Grillet said the development of tourism is part of the social development of a country. He said through their subsidiary Emirates Holidays, they have programs dedicated to promoting Zambia and in particular the Victoria Falls through its network of 128 countries, spread across six continents.
However, he urged government to facilitate tourist coming from UAE to Zambia as the country does not have an embassy in the UAE to grant visas.
‘We talked about this to the minister of Tourism, the minister of Interior (Home Affairs) and the Immigration department. We said, this kind of country should have the possibility to have visas upon arrival if you want to develop this kind of tourism. And this is tourism with good money to spend in the country. We need to facilitate people to come in.’

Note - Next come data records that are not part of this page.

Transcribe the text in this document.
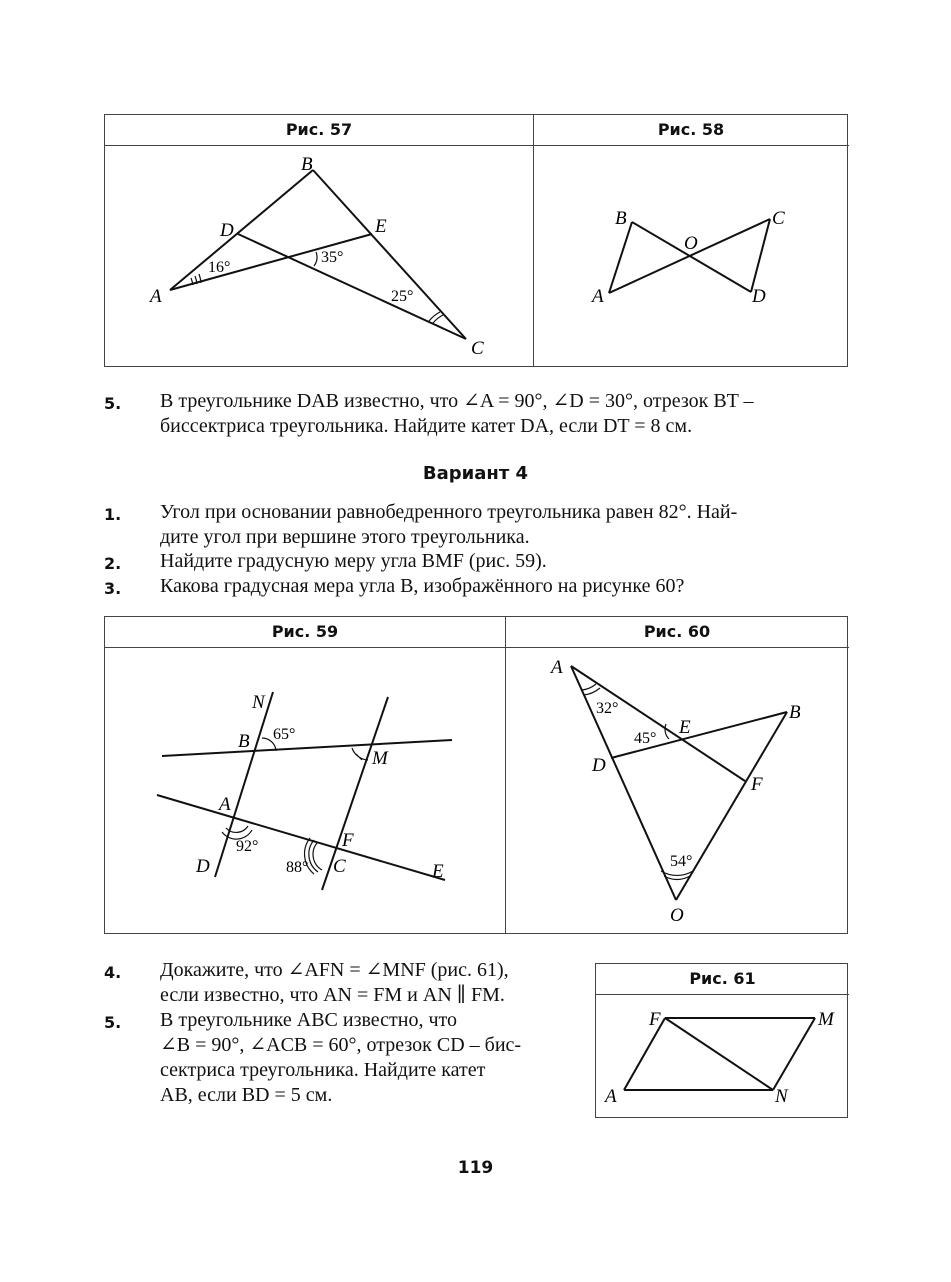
Рис. 57	Рис. 58
B
A
D	E
C
16°
35°
25°
B
A
C
D
O
5. В треугольнике DAB известно, что ∠A = 90°, ∠D = 30°, отрезок BT –
биссектриса треугольника. Найдите катет DA, если DT = 8 см.
Вариант 4
1. Угол при основании равнобедренного треугольника равен 82°. Най-
дите угол при вершине этого треугольника.
2. Найдите градусную меру угла BMF (рис. 59).
3. Какова градусная мера угла B, изображённого на рисунке 60?
Рис. 59	Рис. 60
N
B
M
A
D
F
C	E
65°
92°
88°
A
B
E
D
F
O
32°
45°
54°
4. Докажите, что ∠AFN = ∠MNF (рис. 61),
если известно, что AN = FM и AN ∥ FM.
5. В треугольнике ABC известно, что
∠B = 90°, ∠ACB = 60°, отрезок CD – бис-
сектриса треугольника. Найдите катет
AB, если BD = 5 см.
Рис. 61
F	M
A	N
119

Grillet paid tribute to Zambia’s economic growth and its expected 2012 GDP growth of 6.7 percent.
‘Really it is fantastic. The growth of the GDP all across Africa is huge. It is pretty much part of the success.’
Grillet said the emphasis of the use of the kwacha did not in anyway impact their business operations in the tourist sector.
‘In all countries where we are operating we respect the decision of the government. Its part of the local day decision of the local authority to use the kwacha locally. For us it’s not an issue, we stick to the law of all the countries where we operate in strictly. We respect the decision of the authority.'
The Emirates’ new offices located in the business center at Arcades exude a chic luxurious environment with an ultra spacious high tech workplace that is both welcoming and comfortable. The office’s only noticeable disadvantage sitting on the second floor is the flight of stairs that will be an obstacle for Emirates’ disabled, blind and elderly customers.
Emirates is 100% owned by the government of Dubai through its commercial investment arm, Investment Corporation of Dubai (ICD). The Emirates is required to be self-sustainable and profitable.